Teck Resources Ltd. says profitability at the Trail smelter surged in the third quarter despite a planned reduction in refined zinc output, as the company continued to focus on boosting by-product revenues and cutting costs.
The Vancouver-based mining company reported $54 million in gross profit before depreciation and amortization from Trail, more than double the $26 million posted in the same period last year.
The increase came as Teck leaned into processing higher-value by-products such as silver, germanium and indium, while pulling back on primary zinc output in what it called a “challenging smelter market.”
Refined zinc production at Trail totalled 52,600 tonnes in the quarter, down nearly 20 per cent from a year ago.
The company said the drop aligns with its strategy to maximize margins by processing residues and reducing smelter throughput when market conditions are unfavourable.
Refined lead output also fell modestly to 17,600 tonnes.
Teck said production of by-products rose compared with the same period last year. These by-products are critical inputs for electronics, solar panels and other high-tech applications.
Operating costs at Trail were $144 million in the quarter, six per cent lower than a year earlier, primarily due to reduced labour and energy expenses, according to Teck.
The company said it spent $13 million in sustaining capital at the Trail smelter, part of $85 million in company-wide investments in property, plant and equipment.
According to Teck’s third-quarter report, released Oct. 22, zinc prices averaged US$1.28 per pound during the quarter, up slightly from both the previous quarter and the third quarter of 2024.
The company said demand remained strong, particularly from China, where galvanized steel production climbed 13 per cent year-over-year through August.
Company-wide, Teck reported a profit of $281 million from continuing operations in the third quarter, reversing a $748 million loss in the same quarter last year, which was weighed down by an $828 million impairment charge related to Trail.

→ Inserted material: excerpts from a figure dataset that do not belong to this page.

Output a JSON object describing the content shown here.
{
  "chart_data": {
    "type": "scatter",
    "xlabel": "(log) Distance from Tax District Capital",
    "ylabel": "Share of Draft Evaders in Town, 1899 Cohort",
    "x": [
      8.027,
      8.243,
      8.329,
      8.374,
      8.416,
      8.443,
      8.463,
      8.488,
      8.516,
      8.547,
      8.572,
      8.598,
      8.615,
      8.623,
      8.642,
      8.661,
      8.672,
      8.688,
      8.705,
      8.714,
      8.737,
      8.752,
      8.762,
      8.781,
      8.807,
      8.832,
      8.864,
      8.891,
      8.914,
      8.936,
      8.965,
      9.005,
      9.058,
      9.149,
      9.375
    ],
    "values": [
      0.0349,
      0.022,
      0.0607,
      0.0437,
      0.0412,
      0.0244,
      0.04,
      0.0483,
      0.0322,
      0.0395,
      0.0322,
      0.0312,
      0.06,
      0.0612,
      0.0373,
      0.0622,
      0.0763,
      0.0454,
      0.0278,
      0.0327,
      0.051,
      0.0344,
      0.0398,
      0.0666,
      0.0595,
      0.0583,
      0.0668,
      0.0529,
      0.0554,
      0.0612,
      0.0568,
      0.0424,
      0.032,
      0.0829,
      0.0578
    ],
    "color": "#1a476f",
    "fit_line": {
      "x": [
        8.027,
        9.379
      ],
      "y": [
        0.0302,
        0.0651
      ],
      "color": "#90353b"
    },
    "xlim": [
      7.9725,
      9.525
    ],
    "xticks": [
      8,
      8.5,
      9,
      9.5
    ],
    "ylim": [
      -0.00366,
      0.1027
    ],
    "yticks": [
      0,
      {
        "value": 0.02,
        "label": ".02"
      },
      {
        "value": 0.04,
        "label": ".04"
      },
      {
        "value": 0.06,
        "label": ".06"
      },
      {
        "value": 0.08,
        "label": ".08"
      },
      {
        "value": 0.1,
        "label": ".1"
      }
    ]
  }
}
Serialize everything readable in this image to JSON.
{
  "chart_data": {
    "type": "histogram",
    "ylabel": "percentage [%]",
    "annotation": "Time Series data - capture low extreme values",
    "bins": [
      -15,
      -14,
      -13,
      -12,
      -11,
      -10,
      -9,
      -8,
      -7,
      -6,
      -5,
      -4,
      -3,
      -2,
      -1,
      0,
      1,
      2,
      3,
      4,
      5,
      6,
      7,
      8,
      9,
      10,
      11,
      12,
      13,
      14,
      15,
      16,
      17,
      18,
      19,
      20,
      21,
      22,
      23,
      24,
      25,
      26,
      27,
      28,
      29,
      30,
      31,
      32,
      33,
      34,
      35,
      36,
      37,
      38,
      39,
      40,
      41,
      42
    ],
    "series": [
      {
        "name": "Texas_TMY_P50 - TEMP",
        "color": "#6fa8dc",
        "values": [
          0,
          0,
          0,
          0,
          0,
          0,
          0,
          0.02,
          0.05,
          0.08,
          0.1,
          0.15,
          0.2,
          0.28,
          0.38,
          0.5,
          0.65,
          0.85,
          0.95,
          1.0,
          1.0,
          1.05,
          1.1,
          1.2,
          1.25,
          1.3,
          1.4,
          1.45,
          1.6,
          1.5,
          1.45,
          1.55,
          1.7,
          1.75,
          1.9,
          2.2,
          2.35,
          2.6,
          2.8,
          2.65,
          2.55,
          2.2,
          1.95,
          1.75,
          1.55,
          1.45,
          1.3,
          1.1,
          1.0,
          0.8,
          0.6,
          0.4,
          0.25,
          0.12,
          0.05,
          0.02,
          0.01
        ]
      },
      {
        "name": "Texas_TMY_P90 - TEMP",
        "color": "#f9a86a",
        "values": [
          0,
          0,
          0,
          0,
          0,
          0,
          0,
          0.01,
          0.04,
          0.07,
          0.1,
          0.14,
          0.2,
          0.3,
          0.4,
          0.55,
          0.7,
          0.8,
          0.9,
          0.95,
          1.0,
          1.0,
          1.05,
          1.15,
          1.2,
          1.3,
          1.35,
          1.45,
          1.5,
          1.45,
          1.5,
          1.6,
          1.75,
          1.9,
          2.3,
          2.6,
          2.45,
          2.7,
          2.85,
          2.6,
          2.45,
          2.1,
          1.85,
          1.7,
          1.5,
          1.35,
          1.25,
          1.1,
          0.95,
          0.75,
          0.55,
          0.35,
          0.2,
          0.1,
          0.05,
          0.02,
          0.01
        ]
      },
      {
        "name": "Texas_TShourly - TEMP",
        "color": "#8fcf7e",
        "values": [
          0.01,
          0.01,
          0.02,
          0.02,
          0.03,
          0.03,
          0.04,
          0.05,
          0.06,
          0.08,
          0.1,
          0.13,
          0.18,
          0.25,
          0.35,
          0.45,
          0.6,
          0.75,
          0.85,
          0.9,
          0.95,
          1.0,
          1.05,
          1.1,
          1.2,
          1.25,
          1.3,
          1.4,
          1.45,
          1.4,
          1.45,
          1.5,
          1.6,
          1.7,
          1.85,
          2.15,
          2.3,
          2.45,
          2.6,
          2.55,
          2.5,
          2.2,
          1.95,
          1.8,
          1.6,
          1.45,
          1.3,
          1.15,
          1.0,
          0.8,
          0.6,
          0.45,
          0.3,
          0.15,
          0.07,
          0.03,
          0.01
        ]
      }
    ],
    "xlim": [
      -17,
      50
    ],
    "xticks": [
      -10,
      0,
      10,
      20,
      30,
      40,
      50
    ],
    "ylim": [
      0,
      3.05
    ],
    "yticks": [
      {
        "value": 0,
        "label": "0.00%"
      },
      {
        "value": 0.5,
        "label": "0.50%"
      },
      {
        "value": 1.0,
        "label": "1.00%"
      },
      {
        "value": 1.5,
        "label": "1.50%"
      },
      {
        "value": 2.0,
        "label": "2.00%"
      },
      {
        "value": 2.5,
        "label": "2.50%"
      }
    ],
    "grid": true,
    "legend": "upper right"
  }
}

Adjusted profit climbed to $372 million, or 76 cents per share, compared with $314 million, or 61 cents per share, a year ago.
Teck said the Trail turnaround played a key role in that recovery.

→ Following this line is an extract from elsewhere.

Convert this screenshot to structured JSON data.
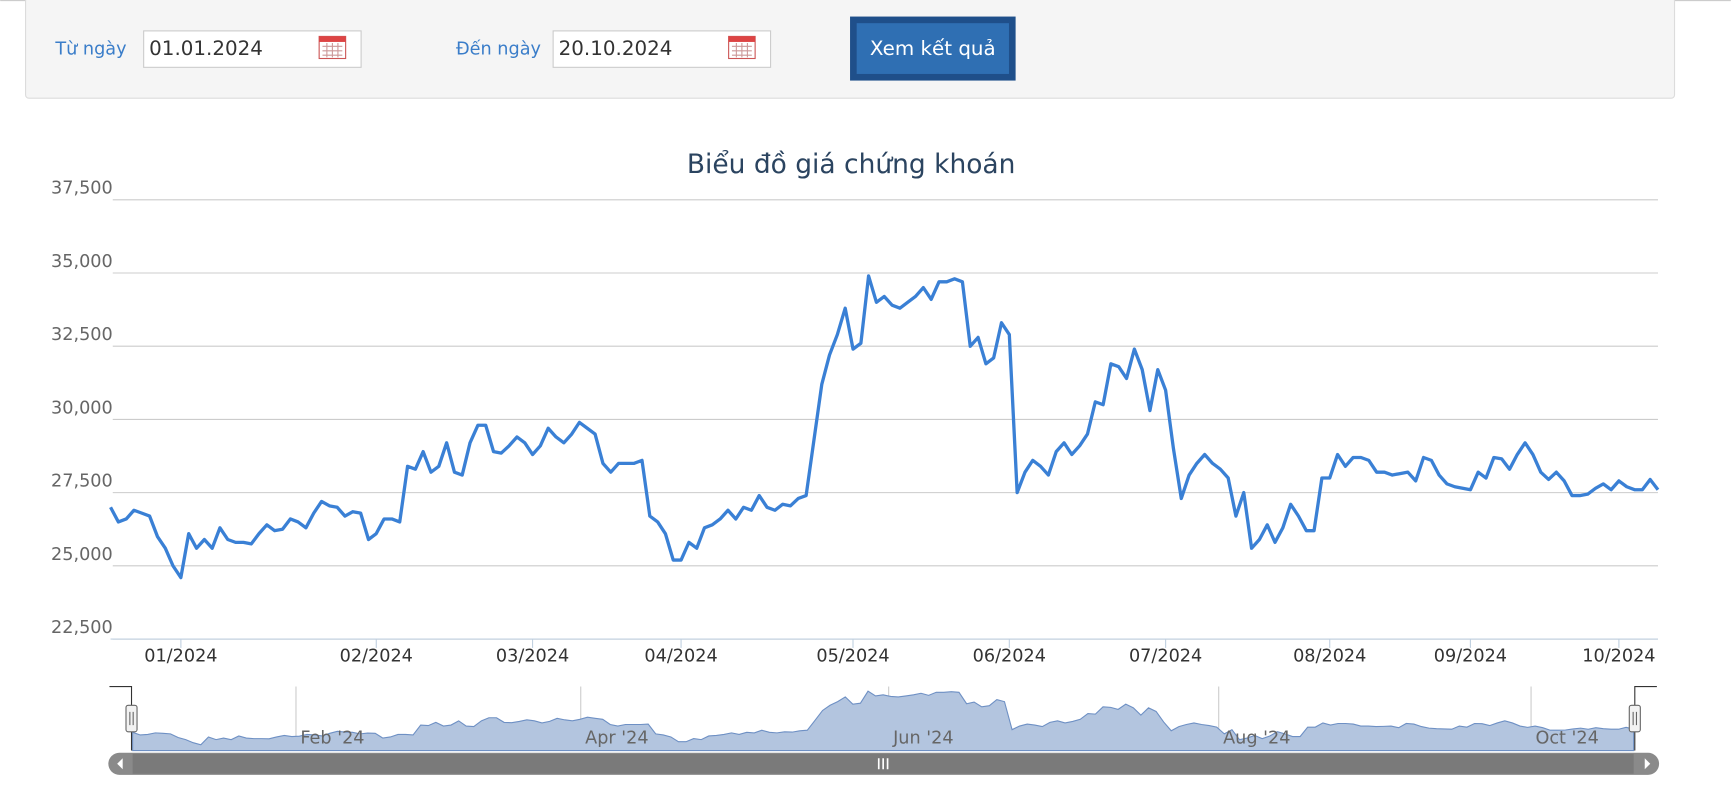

Teck’s zinc segment — which includes Trail and Alaska’s Red Dog mine — posted gross profit of $305 million in the third quarter, up from $235 million a year ago. The company said improved profitability at Trail contributed significantly to the increase.
Despite lower zinc output at Trail, the company said profitability improvements reflect an ongoing shift in operating strategy, one that prioritizes flexibility and margins over volume.

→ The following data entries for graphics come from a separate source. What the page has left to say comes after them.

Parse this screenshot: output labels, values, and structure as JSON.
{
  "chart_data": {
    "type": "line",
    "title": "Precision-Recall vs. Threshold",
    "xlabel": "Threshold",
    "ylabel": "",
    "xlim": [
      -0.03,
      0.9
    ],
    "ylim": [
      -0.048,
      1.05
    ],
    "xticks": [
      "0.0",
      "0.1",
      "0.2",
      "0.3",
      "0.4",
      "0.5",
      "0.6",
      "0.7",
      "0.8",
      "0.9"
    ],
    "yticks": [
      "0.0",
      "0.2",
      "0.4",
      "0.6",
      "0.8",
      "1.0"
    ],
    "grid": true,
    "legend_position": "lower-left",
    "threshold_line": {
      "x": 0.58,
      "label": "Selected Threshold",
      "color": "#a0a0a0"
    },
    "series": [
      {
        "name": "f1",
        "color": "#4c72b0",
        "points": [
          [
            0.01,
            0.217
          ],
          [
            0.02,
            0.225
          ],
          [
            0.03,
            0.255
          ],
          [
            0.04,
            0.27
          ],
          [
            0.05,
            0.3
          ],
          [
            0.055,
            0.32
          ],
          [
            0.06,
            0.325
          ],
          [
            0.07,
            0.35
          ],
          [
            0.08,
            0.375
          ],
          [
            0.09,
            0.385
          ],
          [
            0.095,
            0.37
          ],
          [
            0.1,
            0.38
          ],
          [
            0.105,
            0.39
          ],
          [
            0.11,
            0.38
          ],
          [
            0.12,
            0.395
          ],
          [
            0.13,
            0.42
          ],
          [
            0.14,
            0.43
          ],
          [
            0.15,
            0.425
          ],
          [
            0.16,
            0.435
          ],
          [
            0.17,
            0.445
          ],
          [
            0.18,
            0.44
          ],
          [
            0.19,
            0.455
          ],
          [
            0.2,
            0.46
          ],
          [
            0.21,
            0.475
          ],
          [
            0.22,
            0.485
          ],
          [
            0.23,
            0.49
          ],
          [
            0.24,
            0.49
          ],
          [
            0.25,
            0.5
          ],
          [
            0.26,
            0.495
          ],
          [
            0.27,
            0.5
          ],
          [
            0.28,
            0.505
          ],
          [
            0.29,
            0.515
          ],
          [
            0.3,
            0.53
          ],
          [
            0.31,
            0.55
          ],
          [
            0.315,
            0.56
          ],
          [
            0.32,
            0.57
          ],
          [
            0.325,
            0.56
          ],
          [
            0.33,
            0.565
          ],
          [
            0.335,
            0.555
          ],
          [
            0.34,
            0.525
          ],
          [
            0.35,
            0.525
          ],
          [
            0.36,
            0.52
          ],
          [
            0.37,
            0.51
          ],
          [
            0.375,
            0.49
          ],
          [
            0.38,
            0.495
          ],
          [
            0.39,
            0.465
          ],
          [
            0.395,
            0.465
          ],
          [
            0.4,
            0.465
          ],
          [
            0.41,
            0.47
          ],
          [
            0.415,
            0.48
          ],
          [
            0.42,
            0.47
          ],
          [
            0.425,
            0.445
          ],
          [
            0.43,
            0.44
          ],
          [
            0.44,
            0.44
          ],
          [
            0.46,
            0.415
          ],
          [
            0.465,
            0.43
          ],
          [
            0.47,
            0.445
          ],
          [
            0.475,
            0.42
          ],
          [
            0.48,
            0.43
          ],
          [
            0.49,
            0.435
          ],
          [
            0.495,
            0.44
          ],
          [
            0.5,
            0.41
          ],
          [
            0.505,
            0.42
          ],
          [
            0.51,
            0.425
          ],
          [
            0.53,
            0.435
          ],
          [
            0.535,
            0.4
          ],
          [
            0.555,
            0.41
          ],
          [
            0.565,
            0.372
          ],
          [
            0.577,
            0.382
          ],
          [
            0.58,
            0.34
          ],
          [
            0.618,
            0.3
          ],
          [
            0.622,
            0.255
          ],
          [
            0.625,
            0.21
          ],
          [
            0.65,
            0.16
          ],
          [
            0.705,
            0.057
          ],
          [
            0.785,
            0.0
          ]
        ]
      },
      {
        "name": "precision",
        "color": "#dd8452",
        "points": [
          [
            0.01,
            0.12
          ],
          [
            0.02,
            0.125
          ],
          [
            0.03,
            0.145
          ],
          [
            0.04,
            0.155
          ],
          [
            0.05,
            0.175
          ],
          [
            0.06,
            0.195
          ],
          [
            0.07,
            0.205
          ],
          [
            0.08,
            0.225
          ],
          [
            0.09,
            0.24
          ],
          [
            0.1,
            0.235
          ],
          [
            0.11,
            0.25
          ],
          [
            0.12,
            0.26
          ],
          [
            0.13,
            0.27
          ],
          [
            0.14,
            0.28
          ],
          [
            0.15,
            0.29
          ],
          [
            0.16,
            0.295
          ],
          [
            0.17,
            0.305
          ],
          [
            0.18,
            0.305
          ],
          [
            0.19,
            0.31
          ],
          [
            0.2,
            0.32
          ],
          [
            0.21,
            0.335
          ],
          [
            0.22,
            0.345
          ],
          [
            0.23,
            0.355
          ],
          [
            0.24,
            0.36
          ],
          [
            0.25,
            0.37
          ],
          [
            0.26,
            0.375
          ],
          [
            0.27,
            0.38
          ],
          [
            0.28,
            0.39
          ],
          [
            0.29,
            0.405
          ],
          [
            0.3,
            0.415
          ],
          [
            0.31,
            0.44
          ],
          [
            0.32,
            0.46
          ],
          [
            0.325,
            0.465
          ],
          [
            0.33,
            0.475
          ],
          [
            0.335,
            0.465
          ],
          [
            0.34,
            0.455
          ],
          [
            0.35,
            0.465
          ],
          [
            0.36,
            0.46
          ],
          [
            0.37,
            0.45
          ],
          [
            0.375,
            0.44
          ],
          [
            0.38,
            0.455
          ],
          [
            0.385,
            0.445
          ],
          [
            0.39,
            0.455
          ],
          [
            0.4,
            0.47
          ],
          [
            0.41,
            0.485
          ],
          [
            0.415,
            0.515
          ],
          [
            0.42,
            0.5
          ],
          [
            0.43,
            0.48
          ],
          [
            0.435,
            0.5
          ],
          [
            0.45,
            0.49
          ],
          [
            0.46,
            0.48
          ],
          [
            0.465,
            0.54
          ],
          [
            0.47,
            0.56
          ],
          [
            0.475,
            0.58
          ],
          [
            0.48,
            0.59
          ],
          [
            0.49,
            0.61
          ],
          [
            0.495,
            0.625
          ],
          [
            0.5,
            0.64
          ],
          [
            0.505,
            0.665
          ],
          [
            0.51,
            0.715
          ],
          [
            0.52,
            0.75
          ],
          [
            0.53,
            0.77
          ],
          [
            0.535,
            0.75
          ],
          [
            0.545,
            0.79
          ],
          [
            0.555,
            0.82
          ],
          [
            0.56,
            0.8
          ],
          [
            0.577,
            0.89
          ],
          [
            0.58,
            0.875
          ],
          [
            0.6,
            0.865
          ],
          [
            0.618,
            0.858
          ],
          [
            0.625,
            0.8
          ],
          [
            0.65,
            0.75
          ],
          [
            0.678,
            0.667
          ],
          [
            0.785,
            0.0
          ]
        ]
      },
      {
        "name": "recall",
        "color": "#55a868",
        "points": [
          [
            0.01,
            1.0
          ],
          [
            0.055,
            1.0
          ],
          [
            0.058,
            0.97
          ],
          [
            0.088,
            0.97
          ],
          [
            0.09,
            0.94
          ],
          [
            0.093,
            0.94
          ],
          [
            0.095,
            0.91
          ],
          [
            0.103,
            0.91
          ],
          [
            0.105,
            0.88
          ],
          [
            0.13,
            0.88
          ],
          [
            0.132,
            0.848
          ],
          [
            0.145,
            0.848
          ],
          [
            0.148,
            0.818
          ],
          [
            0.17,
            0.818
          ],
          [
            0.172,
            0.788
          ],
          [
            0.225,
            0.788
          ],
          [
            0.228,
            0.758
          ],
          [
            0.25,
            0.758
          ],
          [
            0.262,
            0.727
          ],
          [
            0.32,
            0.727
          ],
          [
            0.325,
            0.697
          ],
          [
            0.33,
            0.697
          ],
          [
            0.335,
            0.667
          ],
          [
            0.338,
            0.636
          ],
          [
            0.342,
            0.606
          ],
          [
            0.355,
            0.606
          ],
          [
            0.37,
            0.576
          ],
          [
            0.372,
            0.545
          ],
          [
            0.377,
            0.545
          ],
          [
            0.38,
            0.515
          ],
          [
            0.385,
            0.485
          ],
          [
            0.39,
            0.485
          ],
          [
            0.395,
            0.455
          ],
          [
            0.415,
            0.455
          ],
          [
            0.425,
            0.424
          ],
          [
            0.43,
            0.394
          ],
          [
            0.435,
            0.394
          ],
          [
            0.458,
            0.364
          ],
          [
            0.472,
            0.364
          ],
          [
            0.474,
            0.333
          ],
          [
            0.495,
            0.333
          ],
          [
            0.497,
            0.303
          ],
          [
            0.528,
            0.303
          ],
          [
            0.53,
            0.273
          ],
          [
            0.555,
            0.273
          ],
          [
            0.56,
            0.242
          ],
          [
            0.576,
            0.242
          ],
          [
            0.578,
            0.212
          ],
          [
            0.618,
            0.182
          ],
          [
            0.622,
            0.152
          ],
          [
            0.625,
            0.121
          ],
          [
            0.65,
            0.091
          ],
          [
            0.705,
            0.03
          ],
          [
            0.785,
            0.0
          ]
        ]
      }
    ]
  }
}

The results come as the company prepares for a proposed merger with Anglo American plc (public limited company), announced in September, which would create a new global mining heavyweight focused on critical minerals.
Teck Trail Operations, one of the world’s largest fully integrated zinc and lead smelting and refining complexes, has long been a cornerstone of the company’s base metals business and a key supplier of refined metals to North American markets.
2024 Third Quarter
In its third-quarter 2024 results, Teck announced a significant non-cash impairment tied to its Trail operations, resulting in a pre-tax write-down of approximately $1.1 billion and an after-tax impact of roughly $828 million.
The impairment drove the company’s loss from continuing operations before tax to about $759 million, and a loss attributable to shareholders of roughly $748 million, or $1.45 per share.
Teck attributed the charge to deteriorating market conditions at Trail, including a global shortage of zinc concentrate that led to elevated treatment (smelting) charges, and an operating fire at the electrolytic zinc plant that affected expected throughput for the fourth quarter.
The company also flagged sustained operating losses at Trail, making the carrying value of the assets no longer supportable under Canadian accounting standards.
The impairment, Teck said, does not reflect a cash outlay, but rather an accounting recognition that the asset value had to be reduced.
Teck emphasized that, excluding the Trail impairment, the broader business performed well. Adjusted EBITDA reached $986 million for the quarter, driven by strong copper production (114,500 tonnes) and higher zinc volumes.
The loss, the company said, was almost entirely due to the Trail adjustment.
What is EBITDA?
EBITDA stands for Earnings Before Interest, Taxes, Depreciation and Amortization.
It’s a financial metric used to measure a company’s operational profitability — essentially, how much money it makes from its core business activities before accounting for financing decisions, tax obligations or non-cash expenses like equipment depreciation and asset amortization.
In simpler terms, EBITDA shows how profitable the company’s day-to-day operations are, independent of factors like debt levels, tax structure or past capital investments.
Investors and analysts often use it to compare companies in the same industry because it strips out those external influences and focuses purely on operational performance.